Wednesday, November 22, 2006

Despite the hype, Dream recorder's pictures and records of my sleep patterns are quite anticlimactic. It identifies the times that I dream and the time that I really get into that deep sleep but who cares. It can't tell me what's going on inside my head. It can't roll up it's sleeves and jump into those dreams where a travel down and each and every path I've imagined my life taking.

There's one filled with a big city and big love. There's one filled with snow and action and adventure. There's one filled with celebrities and big houses. There's one filled with the dirt from 10x5 foot hole in the ground. Each sliding down their own wire like a Hooters order on it's way from the waitress to the kitchen (I went there for the first time recently. Just about as blah as I expected.) and in every one there's always that voice pushing me to challenge something. Take it head on.

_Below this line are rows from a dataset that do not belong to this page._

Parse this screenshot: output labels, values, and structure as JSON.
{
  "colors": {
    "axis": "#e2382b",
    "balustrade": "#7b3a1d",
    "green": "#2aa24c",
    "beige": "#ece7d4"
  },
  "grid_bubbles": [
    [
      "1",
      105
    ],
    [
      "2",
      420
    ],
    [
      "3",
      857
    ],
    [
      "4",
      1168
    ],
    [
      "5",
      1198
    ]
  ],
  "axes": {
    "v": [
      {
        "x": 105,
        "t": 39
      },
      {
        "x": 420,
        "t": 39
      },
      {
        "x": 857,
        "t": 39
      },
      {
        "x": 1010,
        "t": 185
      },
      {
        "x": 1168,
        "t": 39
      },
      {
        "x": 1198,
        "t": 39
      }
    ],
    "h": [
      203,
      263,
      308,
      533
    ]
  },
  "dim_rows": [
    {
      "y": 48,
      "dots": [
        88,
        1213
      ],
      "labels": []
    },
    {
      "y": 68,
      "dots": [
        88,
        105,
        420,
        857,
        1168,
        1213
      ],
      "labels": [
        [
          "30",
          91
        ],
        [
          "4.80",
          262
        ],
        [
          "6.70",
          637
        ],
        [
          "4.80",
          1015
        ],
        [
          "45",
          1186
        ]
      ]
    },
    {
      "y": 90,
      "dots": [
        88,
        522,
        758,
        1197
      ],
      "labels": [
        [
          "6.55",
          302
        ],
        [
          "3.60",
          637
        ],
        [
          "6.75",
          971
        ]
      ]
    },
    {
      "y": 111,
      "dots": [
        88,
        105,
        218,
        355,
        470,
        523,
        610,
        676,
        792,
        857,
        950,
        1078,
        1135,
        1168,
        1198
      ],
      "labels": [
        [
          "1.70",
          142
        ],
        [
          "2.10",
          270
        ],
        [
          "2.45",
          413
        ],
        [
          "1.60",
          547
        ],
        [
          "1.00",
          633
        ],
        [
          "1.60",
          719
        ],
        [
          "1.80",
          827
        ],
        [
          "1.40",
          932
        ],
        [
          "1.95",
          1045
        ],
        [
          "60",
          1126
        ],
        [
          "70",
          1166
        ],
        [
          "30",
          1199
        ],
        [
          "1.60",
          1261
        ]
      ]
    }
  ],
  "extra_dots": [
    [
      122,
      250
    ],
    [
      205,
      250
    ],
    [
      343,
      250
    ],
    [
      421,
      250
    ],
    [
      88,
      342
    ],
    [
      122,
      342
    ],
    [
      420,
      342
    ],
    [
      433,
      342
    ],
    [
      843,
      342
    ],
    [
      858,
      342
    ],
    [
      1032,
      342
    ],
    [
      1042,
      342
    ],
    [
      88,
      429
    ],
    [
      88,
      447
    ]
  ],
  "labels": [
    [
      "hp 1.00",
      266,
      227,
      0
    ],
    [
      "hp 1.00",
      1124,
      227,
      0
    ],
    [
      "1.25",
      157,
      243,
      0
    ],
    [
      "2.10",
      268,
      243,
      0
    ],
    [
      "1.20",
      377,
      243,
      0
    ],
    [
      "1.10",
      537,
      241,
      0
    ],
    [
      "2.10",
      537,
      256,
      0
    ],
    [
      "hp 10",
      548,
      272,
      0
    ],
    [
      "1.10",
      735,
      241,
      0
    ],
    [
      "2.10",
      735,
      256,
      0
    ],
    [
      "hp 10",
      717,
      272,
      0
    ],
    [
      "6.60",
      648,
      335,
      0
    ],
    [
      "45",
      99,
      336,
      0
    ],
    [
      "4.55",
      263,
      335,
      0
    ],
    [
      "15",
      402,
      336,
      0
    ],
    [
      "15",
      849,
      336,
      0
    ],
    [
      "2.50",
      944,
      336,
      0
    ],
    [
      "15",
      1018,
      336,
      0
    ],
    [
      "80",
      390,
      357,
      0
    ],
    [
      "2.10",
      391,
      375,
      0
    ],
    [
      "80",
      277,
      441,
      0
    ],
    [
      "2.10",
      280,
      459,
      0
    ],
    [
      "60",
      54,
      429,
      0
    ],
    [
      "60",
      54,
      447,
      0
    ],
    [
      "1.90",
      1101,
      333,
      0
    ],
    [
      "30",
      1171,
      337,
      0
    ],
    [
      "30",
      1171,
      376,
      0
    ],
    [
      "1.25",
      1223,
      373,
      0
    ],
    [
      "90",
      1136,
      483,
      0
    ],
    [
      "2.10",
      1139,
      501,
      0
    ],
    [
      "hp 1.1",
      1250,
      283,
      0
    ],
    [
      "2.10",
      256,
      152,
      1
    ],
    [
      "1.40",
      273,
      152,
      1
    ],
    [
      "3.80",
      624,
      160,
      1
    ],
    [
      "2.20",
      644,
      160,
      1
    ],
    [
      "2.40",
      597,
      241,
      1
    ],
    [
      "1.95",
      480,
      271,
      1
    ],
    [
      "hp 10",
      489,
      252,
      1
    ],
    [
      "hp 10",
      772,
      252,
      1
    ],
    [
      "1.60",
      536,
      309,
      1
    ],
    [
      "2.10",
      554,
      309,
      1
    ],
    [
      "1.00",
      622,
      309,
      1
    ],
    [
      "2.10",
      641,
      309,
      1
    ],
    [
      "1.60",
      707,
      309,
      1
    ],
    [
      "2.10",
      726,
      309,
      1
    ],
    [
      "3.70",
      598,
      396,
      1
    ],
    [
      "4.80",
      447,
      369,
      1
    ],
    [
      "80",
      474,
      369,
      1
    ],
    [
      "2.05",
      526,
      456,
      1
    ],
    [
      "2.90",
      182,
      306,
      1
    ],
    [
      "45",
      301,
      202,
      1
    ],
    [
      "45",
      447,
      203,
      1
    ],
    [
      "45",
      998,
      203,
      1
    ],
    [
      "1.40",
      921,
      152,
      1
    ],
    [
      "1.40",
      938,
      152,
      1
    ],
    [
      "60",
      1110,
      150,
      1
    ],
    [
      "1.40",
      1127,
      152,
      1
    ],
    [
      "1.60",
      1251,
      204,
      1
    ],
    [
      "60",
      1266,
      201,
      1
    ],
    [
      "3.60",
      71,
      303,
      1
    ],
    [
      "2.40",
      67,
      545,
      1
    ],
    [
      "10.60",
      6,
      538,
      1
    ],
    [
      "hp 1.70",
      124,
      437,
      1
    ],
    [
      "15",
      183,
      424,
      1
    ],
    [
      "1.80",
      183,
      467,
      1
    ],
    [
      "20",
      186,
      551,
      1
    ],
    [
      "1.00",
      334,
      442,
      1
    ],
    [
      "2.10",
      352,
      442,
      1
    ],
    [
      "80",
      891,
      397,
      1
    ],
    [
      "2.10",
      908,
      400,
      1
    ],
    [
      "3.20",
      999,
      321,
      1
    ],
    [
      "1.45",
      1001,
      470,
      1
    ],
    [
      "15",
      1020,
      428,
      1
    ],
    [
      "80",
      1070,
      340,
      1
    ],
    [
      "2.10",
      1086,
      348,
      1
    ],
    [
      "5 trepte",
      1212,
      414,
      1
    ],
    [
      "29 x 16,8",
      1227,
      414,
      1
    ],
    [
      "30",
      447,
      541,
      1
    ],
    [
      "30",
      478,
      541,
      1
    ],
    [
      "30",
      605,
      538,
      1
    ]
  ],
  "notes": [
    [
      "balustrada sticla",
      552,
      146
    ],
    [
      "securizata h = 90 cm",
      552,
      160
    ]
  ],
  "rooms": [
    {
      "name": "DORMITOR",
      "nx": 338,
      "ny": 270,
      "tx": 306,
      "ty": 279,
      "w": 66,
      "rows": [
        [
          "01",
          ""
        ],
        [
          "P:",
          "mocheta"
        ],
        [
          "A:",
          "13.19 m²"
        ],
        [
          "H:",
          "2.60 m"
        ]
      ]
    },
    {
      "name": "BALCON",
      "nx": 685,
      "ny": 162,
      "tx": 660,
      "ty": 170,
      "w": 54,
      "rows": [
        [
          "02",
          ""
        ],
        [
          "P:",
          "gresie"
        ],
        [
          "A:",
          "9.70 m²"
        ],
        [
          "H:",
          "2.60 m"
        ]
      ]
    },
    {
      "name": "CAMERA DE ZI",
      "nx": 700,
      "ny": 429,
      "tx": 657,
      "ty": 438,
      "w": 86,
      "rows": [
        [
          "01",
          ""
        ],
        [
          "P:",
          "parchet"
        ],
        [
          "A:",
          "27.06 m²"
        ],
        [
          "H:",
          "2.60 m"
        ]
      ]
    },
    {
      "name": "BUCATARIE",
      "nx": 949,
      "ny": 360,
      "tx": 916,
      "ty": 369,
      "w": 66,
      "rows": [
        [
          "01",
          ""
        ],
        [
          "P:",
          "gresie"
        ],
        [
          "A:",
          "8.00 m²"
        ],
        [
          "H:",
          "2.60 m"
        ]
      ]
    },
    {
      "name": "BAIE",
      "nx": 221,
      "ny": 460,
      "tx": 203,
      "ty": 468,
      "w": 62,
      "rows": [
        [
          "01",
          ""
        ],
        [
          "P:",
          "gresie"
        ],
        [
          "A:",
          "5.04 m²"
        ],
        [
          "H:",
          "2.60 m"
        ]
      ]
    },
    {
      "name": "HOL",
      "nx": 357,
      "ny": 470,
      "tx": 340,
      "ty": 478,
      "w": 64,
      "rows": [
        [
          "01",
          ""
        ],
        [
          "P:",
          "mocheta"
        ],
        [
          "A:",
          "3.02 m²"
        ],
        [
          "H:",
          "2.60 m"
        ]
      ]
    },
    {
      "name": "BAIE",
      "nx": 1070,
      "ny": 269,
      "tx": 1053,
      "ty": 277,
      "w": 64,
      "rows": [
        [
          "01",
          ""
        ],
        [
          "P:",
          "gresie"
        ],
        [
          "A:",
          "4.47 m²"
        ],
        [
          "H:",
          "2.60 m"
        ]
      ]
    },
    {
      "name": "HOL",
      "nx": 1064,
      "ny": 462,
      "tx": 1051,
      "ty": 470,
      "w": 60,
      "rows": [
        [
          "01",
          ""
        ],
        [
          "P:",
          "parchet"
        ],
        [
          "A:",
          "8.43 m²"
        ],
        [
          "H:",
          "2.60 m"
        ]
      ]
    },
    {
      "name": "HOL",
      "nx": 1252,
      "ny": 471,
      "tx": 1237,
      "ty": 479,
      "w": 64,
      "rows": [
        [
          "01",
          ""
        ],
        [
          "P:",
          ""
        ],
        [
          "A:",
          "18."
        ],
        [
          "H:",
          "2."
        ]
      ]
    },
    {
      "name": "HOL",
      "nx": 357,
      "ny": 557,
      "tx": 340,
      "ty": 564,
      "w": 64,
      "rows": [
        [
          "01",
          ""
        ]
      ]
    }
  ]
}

Does this mean I'm a person with a lot of regrets? I don't think so. I don't really know what kind of person I am. All I know is that I'm the kind of guy who will just stop calling a girl back. No, "It's not you it's me." No, "this just isn't working out." One day I'll just stop punching in the numbers. One day she'll just get one or two rings then it's straight to voicemail. Sure blame me. But I'm not even sure I'm the keeper of my own heart. I clipped it to the wire piece by piece and slid each one down the wire into the Hooters kitchen. I just hope they didn't throw it in the deep fryer.